Prabhakar intensifies his acting as a drunkard, and pretends that he is not Chithambaram's son but a vagabond who is wanted for theft. As Subbamma's problems accumulate, Padma's paternal Aunt Kaveri (Lakshmi Prabha) appears. Prabhakar leaves Saroja and writes, asking her to join him. Saroja obliges, and leaves Subbamma's house against her wishes. Kuppusamy's son Boopathy, just released from prison, torments Subbamma. Without Prabhakar, Subbamma is confined to her outhouse by Padma's boisterous aunt and Kuppusmay's prison-educated son. Panji also leaves the house with Lakshmi, installing her in Chithambaram's bungalow as mistress of the house and his daughter-in-law. Living a better life, she is still concerned about Subbamma and Saroja.

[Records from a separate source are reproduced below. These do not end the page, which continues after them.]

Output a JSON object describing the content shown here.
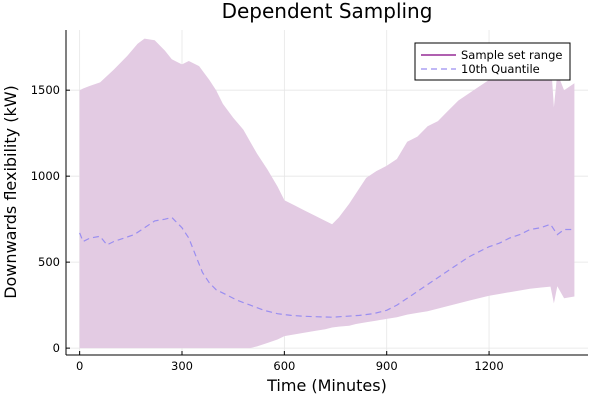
{
  "chart_data": {
    "type": "area",
    "title": "Dependent Sampling",
    "xlabel": "Time (Minutes)",
    "ylabel": "Downwards flexibility (kW)",
    "xlim": [
      -40,
      1490
    ],
    "ylim": [
      -40,
      1850
    ],
    "xticks": [
      0,
      300,
      600,
      900,
      1200
    ],
    "yticks": [
      0,
      500,
      1000,
      1500
    ],
    "grid": true,
    "legend_position": "top-right",
    "colors": {
      "band": "#e3cbe3",
      "band_line": "#800080",
      "quantile": "#9a8ef0"
    },
    "series": [
      {
        "name": "Sample set range",
        "kind": "band",
        "x": [
          0,
          10,
          30,
          60,
          100,
          140,
          170,
          190,
          220,
          250,
          270,
          290,
          300,
          320,
          350,
          380,
          400,
          420,
          450,
          480,
          500,
          520,
          550,
          580,
          600,
          630,
          660,
          690,
          720,
          740,
          760,
          790,
          810,
          840,
          870,
          900,
          930,
          960,
          990,
          1020,
          1050,
          1080,
          1110,
          1140,
          1170,
          1200,
          1230,
          1260,
          1290,
          1320,
          1350,
          1380,
          1390,
          1400,
          1420,
          1450
        ],
        "upper": [
          1500,
          1510,
          1525,
          1545,
          1620,
          1700,
          1770,
          1800,
          1790,
          1730,
          1680,
          1660,
          1650,
          1670,
          1640,
          1560,
          1500,
          1420,
          1340,
          1270,
          1200,
          1130,
          1040,
          940,
          860,
          830,
          800,
          770,
          740,
          720,
          760,
          840,
          900,
          990,
          1030,
          1060,
          1100,
          1200,
          1230,
          1290,
          1320,
          1380,
          1440,
          1480,
          1520,
          1560,
          1590,
          1620,
          1640,
          1660,
          1690,
          1700,
          1400,
          1600,
          1500,
          1540
        ],
        "lower": [
          0,
          0,
          0,
          0,
          0,
          0,
          0,
          0,
          0,
          0,
          0,
          0,
          0,
          0,
          0,
          0,
          0,
          0,
          0,
          0,
          0,
          10,
          30,
          50,
          70,
          80,
          90,
          100,
          110,
          120,
          125,
          130,
          140,
          150,
          160,
          170,
          180,
          195,
          205,
          215,
          230,
          245,
          260,
          275,
          290,
          305,
          315,
          325,
          335,
          345,
          352,
          358,
          260,
          360,
          290,
          300
        ]
      },
      {
        "name": "10th Quantile",
        "kind": "line",
        "x": [
          0,
          10,
          30,
          60,
          80,
          100,
          130,
          160,
          190,
          220,
          250,
          270,
          280,
          300,
          320,
          340,
          360,
          380,
          400,
          430,
          460,
          500,
          540,
          580,
          620,
          660,
          700,
          740,
          780,
          820,
          860,
          900,
          930,
          960,
          990,
          1020,
          1050,
          1080,
          1110,
          1140,
          1170,
          1200,
          1230,
          1260,
          1290,
          1320,
          1350,
          1380,
          1400,
          1420,
          1450
        ],
        "y": [
          670,
          620,
          640,
          650,
          600,
          620,
          640,
          660,
          700,
          740,
          750,
          760,
          740,
          700,
          640,
          540,
          440,
          380,
          340,
          310,
          280,
          250,
          220,
          200,
          190,
          185,
          182,
          180,
          185,
          190,
          200,
          220,
          250,
          290,
          330,
          370,
          410,
          450,
          490,
          530,
          560,
          590,
          610,
          640,
          660,
          690,
          700,
          720,
          660,
          690,
          690
        ]
      }
    ]
  }
}
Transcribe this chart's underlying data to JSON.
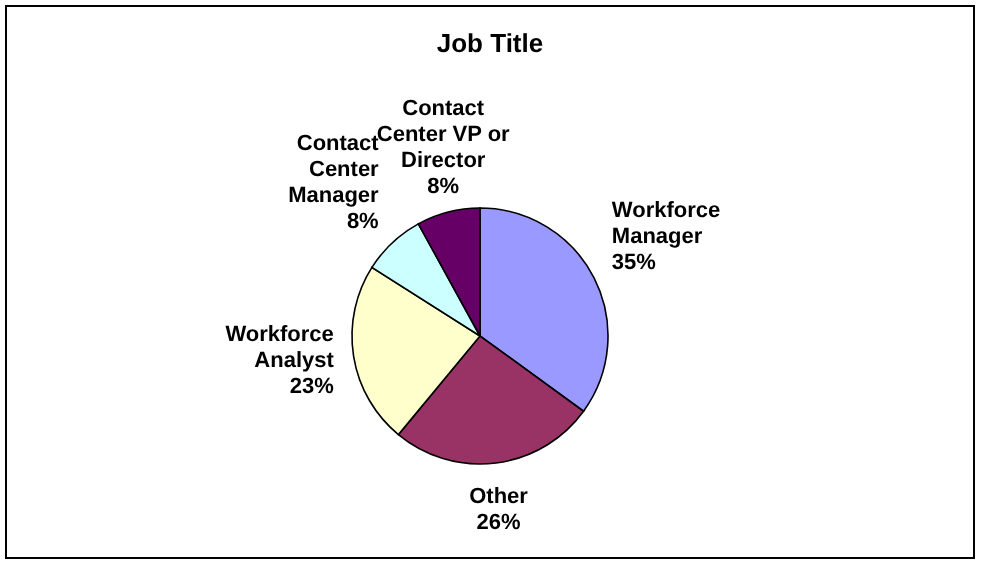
{
  "chart_data": {
    "type": "pie",
    "title": "Job Title",
    "categories": [
      "Workforce Manager",
      "Other",
      "Workforce Analyst",
      "Contact Center Manager",
      "Contact Center VP or Director"
    ],
    "values": [
      35,
      26,
      23,
      8,
      8
    ],
    "colors": [
      "#9999ff",
      "#993366",
      "#ffffcc",
      "#ccffff",
      "#660066"
    ],
    "value_labels": [
      "35%",
      "26%",
      "23%",
      "8%",
      "8%"
    ]
  }
}
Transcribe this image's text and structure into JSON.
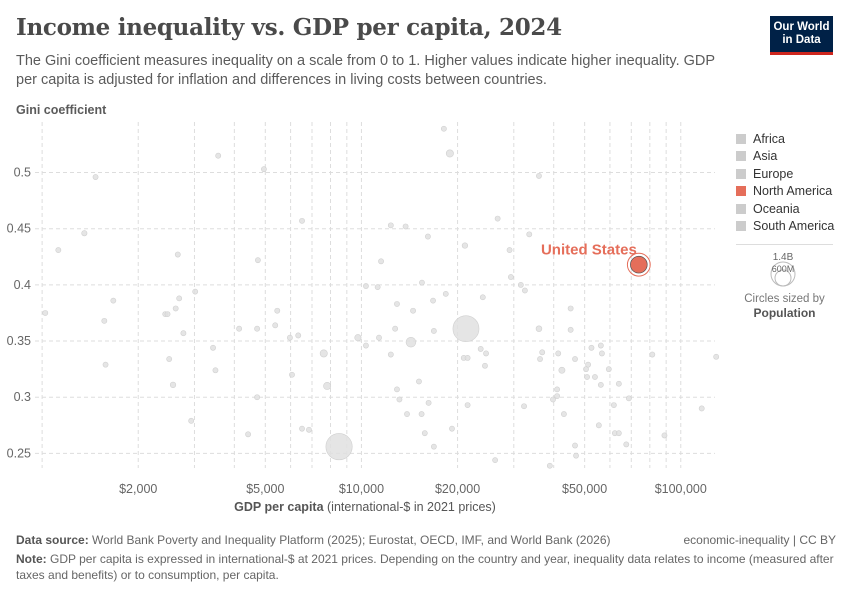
{
  "header": {
    "title": "Income inequality vs. GDP per capita, 2024",
    "subtitle": "The Gini coefficient measures inequality on a scale from 0 to 1. Higher values indicate higher inequality. GDP per capita is adjusted for inflation and differences in living costs between countries.",
    "logo": [
      "Our World",
      "in Data"
    ]
  },
  "colors": {
    "accent": "#e56e5a",
    "default_point": "#d9d9d9",
    "logo_bg": "#002147",
    "logo_bar": "#ce261e"
  },
  "legend": {
    "items": [
      {
        "label": "Africa",
        "color": "#cccccc"
      },
      {
        "label": "Asia",
        "color": "#cccccc"
      },
      {
        "label": "Europe",
        "color": "#cccccc"
      },
      {
        "label": "North America",
        "color": "#e56e5a"
      },
      {
        "label": "Oceania",
        "color": "#cccccc"
      },
      {
        "label": "South America",
        "color": "#cccccc"
      }
    ],
    "size_large": "1.4B",
    "size_small": "600M",
    "sized_by": "Circles sized by",
    "sized_var": "Population"
  },
  "footer": {
    "source_label": "Data source:",
    "source": "World Bank Poverty and Inequality Platform (2025); Eurostat, OECD, IMF, and World Bank (2026)",
    "license": "economic-inequality | CC BY",
    "note_label": "Note:",
    "note": "GDP per capita is expressed in international-$ at 2021 prices. Depending on the country and year, inequality data relates to income (measured after taxes and benefits) or to consumption, per capita."
  },
  "chart_data": {
    "type": "scatter",
    "title": "Income inequality vs. GDP per capita, 2024",
    "xlabel_bold": "GDP per capita",
    "xlabel_rest": " (international-$ in 2021 prices)",
    "ylabel": "Gini coefficient",
    "xscale": "log",
    "xlim": [
      950,
      128000
    ],
    "ylim": [
      0.237,
      0.545
    ],
    "xticks": [
      {
        "v": 2000,
        "label": "$2,000"
      },
      {
        "v": 5000,
        "label": "$5,000"
      },
      {
        "v": 10000,
        "label": "$10,000"
      },
      {
        "v": 20000,
        "label": "$20,000"
      },
      {
        "v": 50000,
        "label": "$50,000"
      },
      {
        "v": 100000,
        "label": "$100,000"
      }
    ],
    "yticks": [
      {
        "v": 0.25,
        "label": "0.25"
      },
      {
        "v": 0.3,
        "label": "0.3"
      },
      {
        "v": 0.35,
        "label": "0.35"
      },
      {
        "v": 0.4,
        "label": "0.4"
      },
      {
        "v": 0.45,
        "label": "0.45"
      },
      {
        "v": 0.5,
        "label": "0.5"
      }
    ],
    "grid": true,
    "legend_position": "right",
    "size_variable": "Population (millions)",
    "highlight": {
      "name": "United States",
      "gdp": 73900,
      "gini": 0.418,
      "pop": 340,
      "region": "North America"
    },
    "points": [
      [
        3560,
        0.515,
        10
      ],
      [
        4950,
        0.503,
        8
      ],
      [
        1470,
        0.496,
        15
      ],
      [
        1356,
        0.446,
        60
      ],
      [
        1124,
        0.431,
        10
      ],
      [
        2660,
        0.427,
        40
      ],
      [
        4740,
        0.422,
        10
      ],
      [
        6515,
        0.457,
        8
      ],
      [
        10330,
        0.399,
        10
      ],
      [
        3016,
        0.394,
        10
      ],
      [
        1671,
        0.386,
        10
      ],
      [
        2687,
        0.388,
        10
      ],
      [
        2620,
        0.379,
        10
      ],
      [
        2430,
        0.374,
        8
      ],
      [
        2470,
        0.374,
        8
      ],
      [
        1023,
        0.375,
        10
      ],
      [
        1566,
        0.368,
        20
      ],
      [
        5450,
        0.377,
        35
      ],
      [
        4140,
        0.361,
        10
      ],
      [
        4713,
        0.361,
        10
      ],
      [
        5370,
        0.364,
        12
      ],
      [
        2770,
        0.357,
        15
      ],
      [
        5970,
        0.353,
        25
      ],
      [
        6340,
        0.355,
        10
      ],
      [
        9750,
        0.353,
        85
      ],
      [
        10330,
        0.346,
        15
      ],
      [
        7620,
        0.339,
        110
      ],
      [
        3430,
        0.344,
        10
      ],
      [
        2500,
        0.334,
        10
      ],
      [
        3490,
        0.324,
        10
      ],
      [
        1580,
        0.329,
        15
      ],
      [
        6060,
        0.32,
        10
      ],
      [
        2570,
        0.311,
        65
      ],
      [
        7810,
        0.31,
        110
      ],
      [
        4713,
        0.3,
        12
      ],
      [
        2930,
        0.279,
        10
      ],
      [
        6515,
        0.272,
        10
      ],
      [
        6850,
        0.271,
        10
      ],
      [
        4416,
        0.267,
        12
      ],
      [
        8510,
        0.256,
        1440
      ],
      [
        18120,
        0.539,
        12
      ],
      [
        18920,
        0.517,
        110
      ],
      [
        35970,
        0.497,
        8
      ],
      [
        26700,
        0.459,
        8
      ],
      [
        12360,
        0.453,
        8
      ],
      [
        13750,
        0.452,
        8
      ],
      [
        16150,
        0.443,
        8
      ],
      [
        33540,
        0.445,
        50
      ],
      [
        21090,
        0.435,
        65
      ],
      [
        29100,
        0.431,
        8
      ],
      [
        11520,
        0.421,
        8
      ],
      [
        29380,
        0.407,
        12
      ],
      [
        15470,
        0.402,
        20
      ],
      [
        11240,
        0.398,
        8
      ],
      [
        31560,
        0.4,
        8
      ],
      [
        32500,
        0.395,
        8
      ],
      [
        18370,
        0.392,
        8
      ],
      [
        23990,
        0.389,
        8
      ],
      [
        16760,
        0.386,
        8
      ],
      [
        12920,
        0.383,
        10
      ],
      [
        14510,
        0.377,
        10
      ],
      [
        45200,
        0.379,
        8
      ],
      [
        12750,
        0.361,
        50
      ],
      [
        16860,
        0.359,
        55
      ],
      [
        21250,
        0.361,
        1410
      ],
      [
        35970,
        0.361,
        70
      ],
      [
        45200,
        0.36,
        8
      ],
      [
        14290,
        0.349,
        200
      ],
      [
        11350,
        0.353,
        10
      ],
      [
        12360,
        0.338,
        10
      ],
      [
        20910,
        0.335,
        45
      ],
      [
        21500,
        0.335,
        12
      ],
      [
        23630,
        0.343,
        10
      ],
      [
        24560,
        0.339,
        10
      ],
      [
        24370,
        0.328,
        10
      ],
      [
        36820,
        0.34,
        10
      ],
      [
        36250,
        0.334,
        10
      ],
      [
        41330,
        0.339,
        10
      ],
      [
        46650,
        0.334,
        40
      ],
      [
        52520,
        0.344,
        40
      ],
      [
        56200,
        0.346,
        10
      ],
      [
        56630,
        0.339,
        12
      ],
      [
        51270,
        0.329,
        30
      ],
      [
        50500,
        0.325,
        35
      ],
      [
        42440,
        0.324,
        80
      ],
      [
        59520,
        0.325,
        55
      ],
      [
        53860,
        0.318,
        35
      ],
      [
        50880,
        0.318,
        10
      ],
      [
        56200,
        0.311,
        20
      ],
      [
        63990,
        0.312,
        10
      ],
      [
        81450,
        0.338,
        8
      ],
      [
        129100,
        0.336,
        8
      ],
      [
        15140,
        0.314,
        10
      ],
      [
        12920,
        0.307,
        10
      ],
      [
        13150,
        0.298,
        25
      ],
      [
        16230,
        0.295,
        10
      ],
      [
        21500,
        0.293,
        10
      ],
      [
        13890,
        0.285,
        10
      ],
      [
        15430,
        0.285,
        55
      ],
      [
        32300,
        0.292,
        10
      ],
      [
        41000,
        0.307,
        10
      ],
      [
        41000,
        0.301,
        10
      ],
      [
        39800,
        0.298,
        10
      ],
      [
        43060,
        0.285,
        25
      ],
      [
        61730,
        0.293,
        10
      ],
      [
        68790,
        0.299,
        10
      ],
      [
        116300,
        0.29,
        8
      ],
      [
        19210,
        0.272,
        10
      ],
      [
        15790,
        0.268,
        10
      ],
      [
        16860,
        0.256,
        25
      ],
      [
        55390,
        0.275,
        8
      ],
      [
        62170,
        0.268,
        8
      ],
      [
        63990,
        0.268,
        8
      ],
      [
        88900,
        0.266,
        8
      ],
      [
        67510,
        0.258,
        8
      ],
      [
        46650,
        0.257,
        10
      ],
      [
        47000,
        0.248,
        10
      ],
      [
        26220,
        0.244,
        8
      ],
      [
        38900,
        0.239,
        8
      ]
    ]
  }
}
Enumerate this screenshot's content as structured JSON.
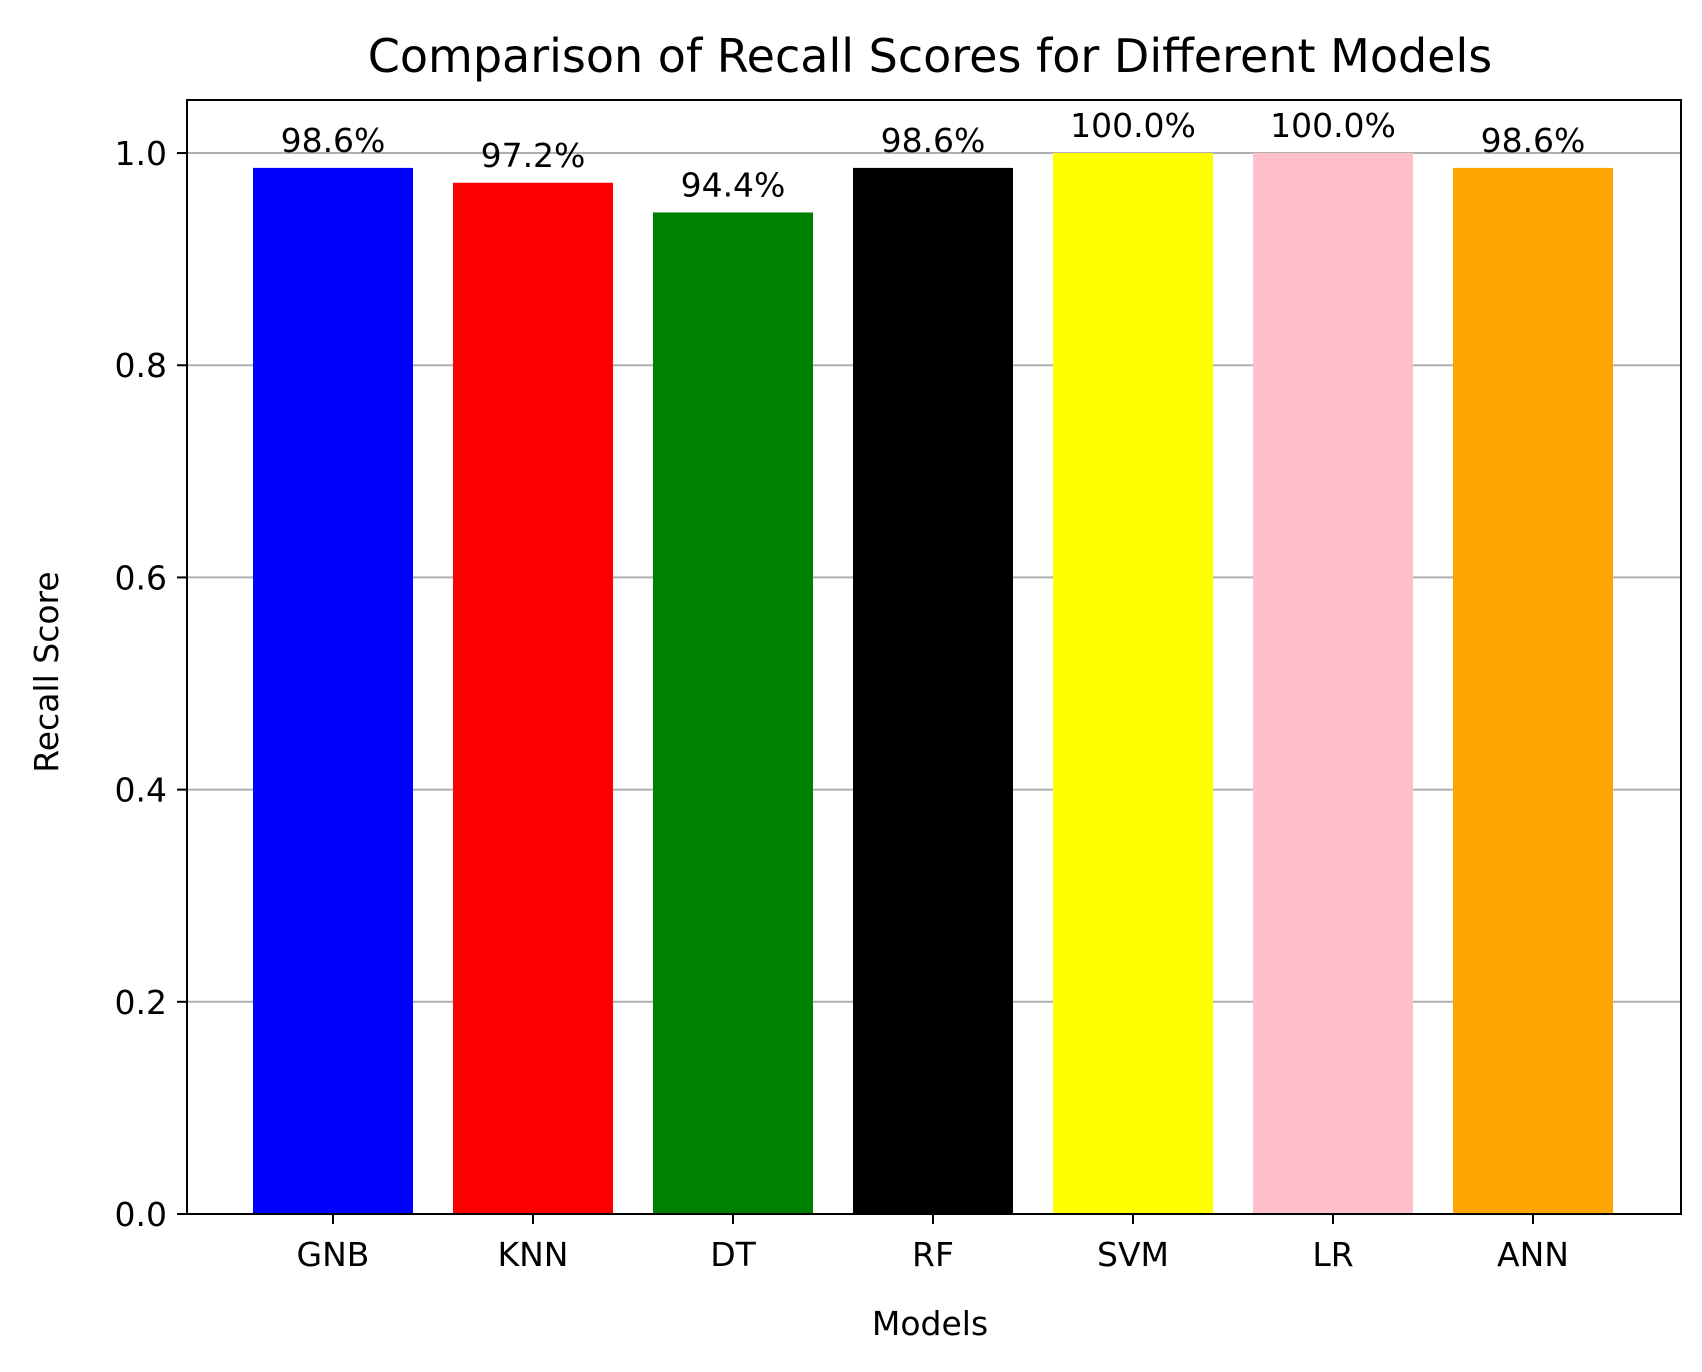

Saroja is introduced as a gardener by Prabhakar, and is treated like a servant by Chithambaram. Saroja's conceit and arrogance evaporate, changing her personality, and Subbamma is humbled by the chaos. Lakshmi visits the despairing Subbamma, evicts Kaveri and Boopathy with Panji's help and brings Subbamma to Chithambaram's house. Saroja leaves Chithambaram's house and encounters Lakshmi, who tells her that they are Chithambaram's daughters-in-law; Prabhakar's drunkenness and theft were an act by his sons (now their husbands). Subbamma, happy to see them both married into a good family, continues to live with Chithambaram's family.

== Production ==
Manithan Maravillai and its Telugu version Gundamma Katha, were based on the Kannada film Mane Thumbida Hennu (1958). The screenplay was written by Chakrapani, who also co-produced the film with Nagi Reddi under Vijaya Productions; Chakrapani and Reddi also produced the Telugu original. Akkineni Nageswara Rao, who appeared as one of the male leads in Gundamma Katha, reprised his role in Manithan Maravillai, which was his 100th film as an actor, while Gemini Ganesan was cast as the other male lead, reprising the role originally played by N. T. Rama Rao. Cinematography was handled by Marcus Bartley.

== Soundtrack ==
The soundtrack was composed by Ghantasala.

| Song | Singer | Lyrics | Length |
| "Om Sarvam Sakthi Mayam Paaru" | Seerkazhi Govindarajan | Thanjai N. Ramaiah Dass | 2:34 |
| "Kanmaniye Un Idhaya" | K. P. Udayabhanu | 2:38 |
| "Thendral Paadavum" | P. Susheela | 3:30 |
| "Thendral Paadavum" - 2 | 3:10 |
| "Podu Podu Thekka Podu" | Seerkazhi Govindarajan, P. Susheela, P. Leela & Ghantasala | 3:01 |
| "Inbamaana Iravidhuve" | A. L. Raghavan & P. Susheela | 3:03 |
| "Kadhal Yathiraikku" | 3:10 |
| "Kaalathai Maatrinaan" | Seerkazhi Govindarajan & P. Leela | Kannadasan | 2:56 |
| "Kurumbinilum Oru" | P. Susheela | 3:09 |

== Release and reception ==
Manithan Maravillai was released on 8 June 1962. The Indian Express lauded the film, particularly Chakrapani's screenplay and direction, and the performances of Ganesan, Nageswara Rao, Savitri and Jamuna. Despite that, it failed commercially.